Bizarre. Never covered a season like it.
• I can't get enough of Jesse Puljujarvi's early work on his way back from an unlikely recover from double-hip resurfacing surgery. He's been a bulldog and a half, with or without production to date, and additionally flashing the skill that made him a No. 4 overall pick in the 2016 NHL Draft. I'm not sure why Mike Sullivan didn't send him over the boards for the final 10 minutes here the other night -- and I had other questions that were a priority in a brief session -- but here's hoping everyone on the inside's seeing this, as well.
• Evgeni Malkin's just ... wow right now. And not the good wow, either, with two goals over the past 15 games. Until he looks in the mirror and fully grasps it's not 2014 anymore, and he keeps flying forward into masses of opposing sweaters, that won't change. He'll either figure out the Sergei Fedorov/Pavel Datsyuk of the latter stage of his career, or it'll end a lot sooner than anyone wants.
• It's not just that the Penguins are 12th in the Eastern Conference, or that they're seven points out of the final wild card spot. It's that they’re nine points behind John Tortorella's Flyers, of whom next to nothing was expected even in Philadelphia. And this with Carter Hart out for the foreseeable future due to the pending Hockey Canada trials in London, Ontario. That's not a great look for anyone on the correct edge of our commonwealth.
• The Pirates' signing of Yasmani Grandal yesterday -- one year, $2.5 million at age 35 -- doesn't excite me, but it's a little more necessary than management might want to admit. They won't trust Henry Davis to catch until they'd see a full summer of it, and Jason Delay's fresh off one of the most statistically lucky hitting seasons in baseball history.

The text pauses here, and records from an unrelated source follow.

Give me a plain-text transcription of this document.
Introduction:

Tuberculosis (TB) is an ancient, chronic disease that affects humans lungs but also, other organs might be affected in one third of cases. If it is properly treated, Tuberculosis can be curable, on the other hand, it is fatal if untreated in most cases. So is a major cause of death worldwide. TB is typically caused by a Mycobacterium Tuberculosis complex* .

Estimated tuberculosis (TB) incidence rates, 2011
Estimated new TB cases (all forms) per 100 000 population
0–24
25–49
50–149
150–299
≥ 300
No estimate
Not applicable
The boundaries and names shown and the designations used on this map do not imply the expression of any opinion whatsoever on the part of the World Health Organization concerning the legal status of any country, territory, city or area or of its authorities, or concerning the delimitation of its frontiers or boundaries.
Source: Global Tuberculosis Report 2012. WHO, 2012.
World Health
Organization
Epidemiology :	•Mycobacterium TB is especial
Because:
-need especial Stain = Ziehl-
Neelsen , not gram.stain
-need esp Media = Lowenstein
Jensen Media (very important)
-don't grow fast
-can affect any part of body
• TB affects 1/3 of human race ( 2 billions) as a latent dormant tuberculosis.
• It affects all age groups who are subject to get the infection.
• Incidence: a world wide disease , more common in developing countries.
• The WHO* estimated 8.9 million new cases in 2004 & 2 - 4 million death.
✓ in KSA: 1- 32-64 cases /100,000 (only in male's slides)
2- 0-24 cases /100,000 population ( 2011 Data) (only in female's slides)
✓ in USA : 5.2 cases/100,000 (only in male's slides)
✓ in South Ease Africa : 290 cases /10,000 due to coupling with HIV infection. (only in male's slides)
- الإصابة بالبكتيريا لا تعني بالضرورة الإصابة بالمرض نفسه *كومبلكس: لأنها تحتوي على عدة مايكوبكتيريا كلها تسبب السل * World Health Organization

Someone's got to catch. Someone's got to hit.
• Next time I mention that your Pittsburgh Baseball Club pays zero attention to anything on the planet outside 115 Federal Street, have it filed away that the Grandal signing broke during the first half of the Super Bowl. This occurs with them regularly, including on holidays. Not a criticism, mind you, just an observation for all those who get excessively conspiratorial about this group.

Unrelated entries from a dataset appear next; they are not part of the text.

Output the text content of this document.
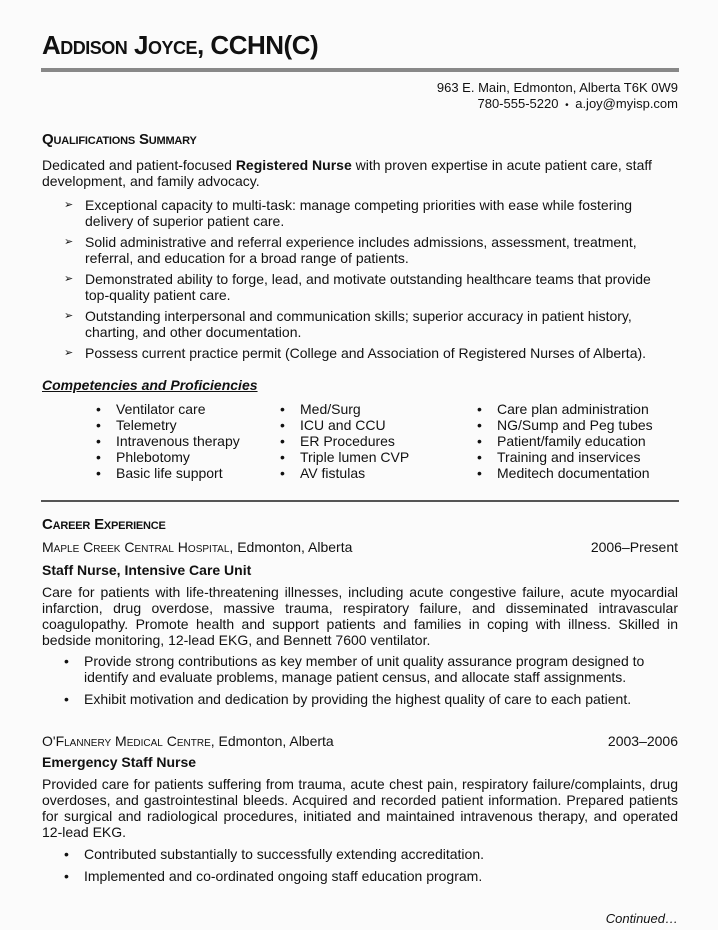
Addison Joyce, CCHN(C)
963 E. Main, Edmonton, Alberta T6K 0W9
780-555-5220 • a.joy@myisp.com
Qualifications Summary
Dedicated and patient-focused Registered Nurse with proven expertise in acute patient care, staff development, and family advocacy.
➢ Exceptional capacity to multi-task: manage competing priorities with ease while fostering delivery of superior patient care.
➢ Solid administrative and referral experience includes admissions, assessment, treatment, referral, and education for a broad range of patients.
➢ Demonstrated ability to forge, lead, and motivate outstanding healthcare teams that provide top-quality patient care.
➢ Outstanding interpersonal and communication skills; superior accuracy in patient history, charting, and other documentation.
➢ Possess current practice permit (College and Association of Registered Nurses of Alberta).
Competencies and Proficiencies
• Ventilator care
• Telemetry
• Intravenous therapy
• Phlebotomy
• Basic life support
• Med/Surg
• ICU and CCU
• ER Procedures
• Triple lumen CVP
• AV fistulas
• Care plan administration
• NG/Sump and Peg tubes
• Patient/family education
• Training and inservices
• Meditech documentation
Career Experience
Maple Creek Central Hospital, Edmonton, Alberta	2006–Present
Staff Nurse, Intensive Care Unit
Care for patients with life-threatening illnesses, including acute congestive failure, acute myocardial infarction, drug overdose, massive trauma, respiratory failure, and disseminated intravascular coagulopathy. Promote health and support patients and families in coping with illness. Skilled in bedside monitoring, 12-lead EKG, and Bennett 7600 ventilator.
• Provide strong contributions as key member of unit quality assurance program designed to identify and evaluate problems, manage patient census, and allocate staff assignments.
• Exhibit motivation and dedication by providing the highest quality of care to each patient.
O'Flannery Medical Centre, Edmonton, Alberta	2003–2006
Emergency Staff Nurse
Provided care for patients suffering from trauma, acute chest pain, respiratory failure/complaints, drug overdoses, and gastrointestinal bleeds. Acquired and recorded patient information. Prepared patients for surgical and radiological procedures, initiated and maintained intravenous therapy, and operated 12-lead EKG.
• Contributed substantially to successfully extending accreditation.
• Implemented and co-ordinated ongoing staff education program.
Continued…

• Mason Rudolph's made nothing remotely resembling a decision on his future with the Steelers. Lots of outside noise on that front over the weekend, none of it justified.
• I'd have no issue with Ryan Tannehill being brought aboard even if Rudolph and Kenny Pickett are both in the fold. Arthur Smith deserves to have at least one quarterback in camp as a parachute type, in addition to potentially helping instill his offense within the quarterback room. Makes a ton of sense, actually.
• Patrick Mahomes was going to win that game. He just was. If the 49ers were to let him onto the field once overtime hit, he was going to win Super Bowl LVIII, and he sure did:
13 plays. 75 yards. 1 Super Bowl victory.
— NFL (@NFL) February 12, 2024
The drive that gave the @Chiefs back-to-back Lombardis. 🏆 pic.twitter.com/rqmkgJPrrk
Wow. All I got. Just wow.
OK, so it's not all I got: Wouldn't have minded seeing Kyle Shanahan recognize that Christian McCaffrey looked poised to win it for the 49ers pretty much all by himself. When that happens, as was the case with Ben Roethlisberger and Santonio Holmes once in a while, there's no need to overthink things. Let the driver do the driving.
• The Travis Kelce/Taylor Swift thing was exceedingly cool from both perspectives, but mostly from the one where, very clearly, neither gave a whoop about any outside noise. Wonderful slice of Americana that played out in full view of everyone.
• I've always loved how much Winnipeg loves the NFL. Their own Blue Bombers have been the CFL's powerhouse in recent years, but there wasn't a restaurant or bar anywhere here last night that wasn't tuned in to Las Vegas.
• Rough ending to an otherwise wonderful trip Dali and I made up here, in that we had our flight home canceled, then rerouted the following morning all the way down through Atlanta. Perils of traveling to places with limited planes flying in and out. But no complaints, I swear. Flying home today, and this was awesome.